Peter finished the Championships with a gold medal and Neeraj finished with a silver, but Arshad is grateful for the support from both.

“They both congratulated me right there after I had that 86.16m throw. They were both supportive that I had a huge throw even with the injury that I have been carrying,” said Arshad.

The youngster who is also the father of two young children feels that his passion is ignited each time he feels he has made the country proud and when his peers support him.

“I do get motivation when my fellow javelin throwers like Neeraj and Anderson show support and I do feel that these little things help me get ahead as well,” said Arshad.

Arshad recorded his third best career throw at the World Championships. His top throws have been 86.38m in Mashad, Iran in 2021 and 86.29m at the South Asian Games 2019.

The performance led to celebrations at home in Mian Chunnu too and Arshad recalled: “My family was just shocked as they saw me compete and finish among the top throwers in the world. They were happy for me. They didn’t think that I would be able to perform this well either.”

Finishing in top five with incomplete training

Arshad feels that he could have hit the 90m mark if the injury was not in play. He added that the training was partly incomplete because of the elbow injury.

“I could’ve thrown 90m at the World Championships and won the medal, but I know that I didn’t have complete training because of the injury,” said Arshad. He trained in South Africa with Terseus Liebenberg for two months and then received the training from Salman Butt in Lahore under Liebenberg's directions.

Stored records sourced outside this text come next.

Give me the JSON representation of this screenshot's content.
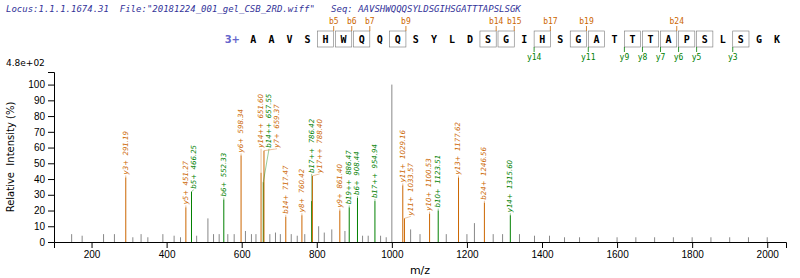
{
  "chart_data": {
    "type": "spectrum",
    "title": "Locus:1.1.1.1674.31  File:\"20181224_001_gel_CSB_2RD.wiff\"   Seq: AAVSHWQQQSYLDSGIHSGATTTAPSLSGK",
    "title_color": "#333399",
    "ymax_label": "4.8e+02",
    "x_label": "m/z",
    "y_label": "Relative  Intensity (%)",
    "xlim": [
      100,
      2050
    ],
    "ylim": [
      0,
      108
    ],
    "xticks": [
      200,
      400,
      600,
      800,
      1000,
      1200,
      1400,
      1600,
      1800,
      2000
    ],
    "yticks": [
      0,
      10,
      20,
      30,
      40,
      50,
      60,
      70,
      80,
      90,
      100
    ],
    "grid": false,
    "x": [
      147.0,
      175.0,
      232.0,
      261.0,
      291.19,
      310.0,
      332.0,
      350.0,
      390.0,
      420.0,
      437.0,
      451.27,
      466.25,
      480.0,
      510.0,
      525.0,
      540.0,
      552.33,
      563.0,
      580.0,
      598.34,
      610.0,
      626.0,
      638.0,
      651.6,
      657.55,
      659.37,
      675.0,
      690.0,
      703.0,
      717.47,
      732.0,
      748.0,
      760.42,
      768.0,
      786.42,
      788.4,
      805.0,
      820.0,
      840.0,
      861.4,
      875.0,
      886.47,
      908.44,
      922.0,
      937.0,
      954.94,
      970.0,
      985.0,
      1000.0,
      1029.16,
      1033.57,
      1050.0,
      1075.0,
      1100.53,
      1123.51,
      1145.0,
      1177.62,
      1200.0,
      1220.0,
      1246.56,
      1270.0,
      1295.0,
      1315.6,
      1340.0,
      1380.0,
      1420.0,
      1460.0,
      1500.0,
      1550.0,
      1600.0,
      1650.0,
      1700.0,
      1750.0,
      1800.0,
      1850.0,
      1900.0,
      1950.0,
      2000.0
    ],
    "values": [
      5,
      4,
      5,
      5,
      41,
      3,
      5,
      3,
      5,
      4,
      3,
      22,
      32,
      4,
      15,
      5,
      5,
      27,
      5,
      5,
      55,
      7,
      5,
      5,
      44,
      38,
      58,
      5,
      6,
      5,
      16,
      5,
      4,
      17,
      5,
      26,
      42,
      10,
      6,
      8,
      20,
      7,
      22,
      28,
      4,
      4,
      26,
      4,
      3,
      100,
      36,
      15,
      8,
      5,
      18,
      20,
      5,
      41,
      5,
      12,
      25,
      5,
      5,
      17,
      5,
      4,
      4,
      3,
      3,
      3,
      3,
      3,
      3,
      3,
      3,
      3,
      3,
      3,
      3
    ],
    "colors": [
      "#888888",
      "#888888",
      "#888888",
      "#888888",
      "#cc6600",
      "#888888",
      "#888888",
      "#888888",
      "#888888",
      "#888888",
      "#888888",
      "#cc6600",
      "#008000",
      "#888888",
      "#888888",
      "#888888",
      "#888888",
      "#008000",
      "#888888",
      "#888888",
      "#cc6600",
      "#888888",
      "#888888",
      "#888888",
      "#cc6600",
      "#008000",
      "#cc6600",
      "#888888",
      "#888888",
      "#888888",
      "#cc6600",
      "#888888",
      "#888888",
      "#cc6600",
      "#888888",
      "#008000",
      "#cc6600",
      "#888888",
      "#888888",
      "#888888",
      "#cc6600",
      "#888888",
      "#008000",
      "#008000",
      "#888888",
      "#888888",
      "#008000",
      "#888888",
      "#888888",
      "#888888",
      "#cc6600",
      "#cc6600",
      "#888888",
      "#888888",
      "#cc6600",
      "#008000",
      "#888888",
      "#cc6600",
      "#888888",
      "#888888",
      "#cc6600",
      "#888888",
      "#888888",
      "#008000",
      "#888888",
      "#888888",
      "#888888",
      "#888888",
      "#888888",
      "#888888",
      "#888888",
      "#888888",
      "#888888",
      "#888888",
      "#888888",
      "#888888",
      "#888888",
      "#888888",
      "#888888"
    ],
    "labels": [
      null,
      null,
      null,
      null,
      "y3+  291.19",
      null,
      null,
      null,
      null,
      null,
      null,
      "y5+  451.27",
      "b5+  466.25",
      null,
      null,
      null,
      null,
      "b6+  552.33",
      null,
      null,
      "y6+  598.34",
      null,
      null,
      null,
      "y14++  651.60",
      "b14++  657.55",
      "y7+  659.37",
      null,
      null,
      null,
      "b14+  717.47",
      null,
      null,
      "y8+  760.42",
      null,
      "b17++  786.42",
      "y17++  788.40",
      null,
      null,
      null,
      "y9+  861.40",
      null,
      "b19++  886.47",
      "b6+  908.44",
      null,
      null,
      "b17++  954.94",
      null,
      null,
      null,
      "y11+  1029.16",
      "y11+  1033.57",
      null,
      null,
      "y10+  1100.53",
      "b10+  1123.51",
      null,
      "y13+  1177.62",
      null,
      null,
      "b24+  1246.56",
      null,
      null,
      "y14+  1315.60",
      null,
      null,
      null,
      null,
      null,
      null,
      null,
      null,
      null,
      null,
      null,
      null,
      null,
      null,
      null
    ],
    "sequence": [
      "A",
      "A",
      "V",
      "S",
      "H",
      "W",
      "Q",
      "Q",
      "Q",
      "S",
      "Y",
      "L",
      "D",
      "S",
      "G",
      "I",
      "H",
      "S",
      "G",
      "A",
      "T",
      "T",
      "T",
      "A",
      "P",
      "S",
      "L",
      "S",
      "G",
      "K"
    ],
    "charge_state": "3+",
    "charge_color": "#6666cc",
    "b_ions": [
      {
        "position": 4,
        "label": "b5"
      },
      {
        "position": 5,
        "label": "b6"
      },
      {
        "position": 6,
        "label": "b7"
      },
      {
        "position": 8,
        "label": "b9"
      },
      {
        "position": 13,
        "label": "b14"
      },
      {
        "position": 14,
        "label": "b15"
      },
      {
        "position": 16,
        "label": "b17"
      },
      {
        "position": 18,
        "label": "b19"
      },
      {
        "position": 23,
        "label": "b24"
      }
    ],
    "y_ions": [
      {
        "position": 2,
        "label": "y3"
      },
      {
        "position": 4,
        "label": "y5"
      },
      {
        "position": 5,
        "label": "y6"
      },
      {
        "position": 6,
        "label": "y7"
      },
      {
        "position": 7,
        "label": "y8"
      },
      {
        "position": 8,
        "label": "y9"
      },
      {
        "position": 10,
        "label": "y11"
      },
      {
        "position": 13,
        "label": "y14"
      }
    ],
    "ion_b_color": "#cc6600",
    "ion_y_color": "#008000"
  }
}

“I learnt a lot during the training, but it was still about recovery and it was not a complete training in that aspect. I feel this has affected my performance greatly,” said Arshad.

Carry on with momentum

Arshad believes that being at the Commonwealth Games and then Islamic Solidarity Games is meaningful to him and he has waited for the World Championships, and the two games to align for him to do his best.

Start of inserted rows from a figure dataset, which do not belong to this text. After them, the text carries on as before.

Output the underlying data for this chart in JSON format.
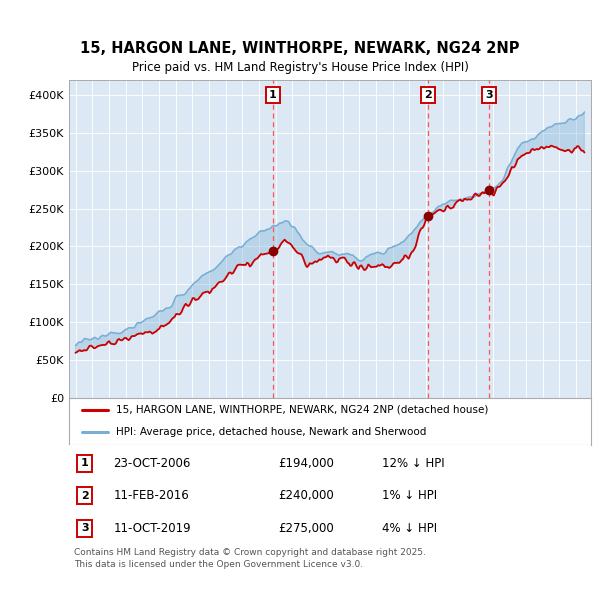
{
  "title": "15, HARGON LANE, WINTHORPE, NEWARK, NG24 2NP",
  "subtitle": "Price paid vs. HM Land Registry's House Price Index (HPI)",
  "bg_color": "#dce9f5",
  "hpi_color": "#7aafd4",
  "price_color": "#cc0000",
  "sale_marker_color": "#880000",
  "vline_color": "#ff5555",
  "sale_points": [
    {
      "date_num": 2006.81,
      "price": 194000,
      "label": "1",
      "date_str": "23-OCT-2006",
      "hpi_pct": "12% ↓ HPI"
    },
    {
      "date_num": 2016.11,
      "price": 240000,
      "label": "2",
      "date_str": "11-FEB-2016",
      "hpi_pct": "1% ↓ HPI"
    },
    {
      "date_num": 2019.78,
      "price": 275000,
      "label": "3",
      "date_str": "11-OCT-2019",
      "hpi_pct": "4% ↓ HPI"
    }
  ],
  "legend_line1": "15, HARGON LANE, WINTHORPE, NEWARK, NG24 2NP (detached house)",
  "legend_line2": "HPI: Average price, detached house, Newark and Sherwood",
  "footer": "Contains HM Land Registry data © Crown copyright and database right 2025.\nThis data is licensed under the Open Government Licence v3.0.",
  "ylim": [
    0,
    420000
  ],
  "yticks": [
    0,
    50000,
    100000,
    150000,
    200000,
    250000,
    300000,
    350000,
    400000
  ],
  "ytick_labels": [
    "£0",
    "£50K",
    "£100K",
    "£150K",
    "£200K",
    "£250K",
    "£300K",
    "£350K",
    "£400K"
  ]
}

“I can’t go for the surgery right now before playing these events. I just couldn’t miss them,” said Arshad.

He has a braver approach to his injury now.

“Injury is a part of the sport. I feel I have played other competitions with one injury or another. I can’t be scared, but I want to be careful.

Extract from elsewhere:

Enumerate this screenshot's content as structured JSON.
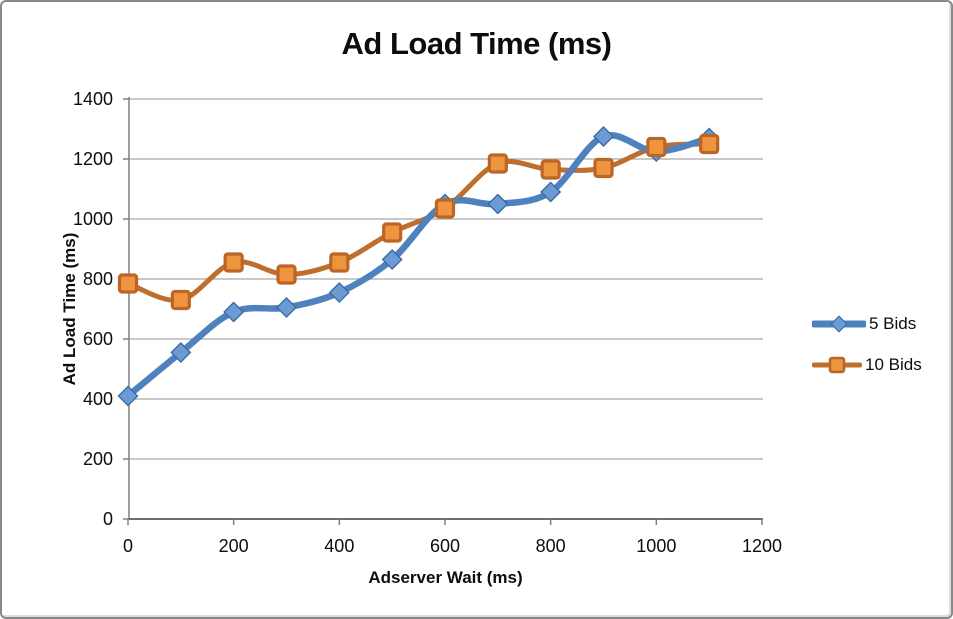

“I am staying at Dr Ali Bajwa's house where he is treating me. My goal is to have a good finish at the Commonwealth Games. I am not looking at the other athletes at all. I’m focused on what I can do and how much I can push.”

Arshad also feels he can see through these events gracefully.

“While other things are happening and I do have an injury too, I know I am mentally strong to overcome these obstacles,” said Arshad.

Struggle without a coach

Arshad competed in the World Athletics Championships without his coach and now he will be doing the same at the Commonwealth Games in Birmingham.

While the Athletics Federation of Pakistan blamed the Pakistan Olympic Association and the latter denied the allegation of denying the right to take personal coach for Arshad, at the end of the day it is his performance that will get affected.

“Performance does get affected by not having a coach. It makes things difficult. Doing everything without a coach isn’t ideal,” said Arshad.

Arshad said he learned from Liebenberg and tried to deal with his knee and elbow injury in South Africa. He also loved the facilities available there.

For now, he will be focusing on showing his spirit and a good game at the Commonwealth Games as his event’s final will be on Sunday, August 7 and he will be travelling to Birmingham in a few days.

After recovering from the injury Arshad hopes to compete in the Diamond Leagues as well.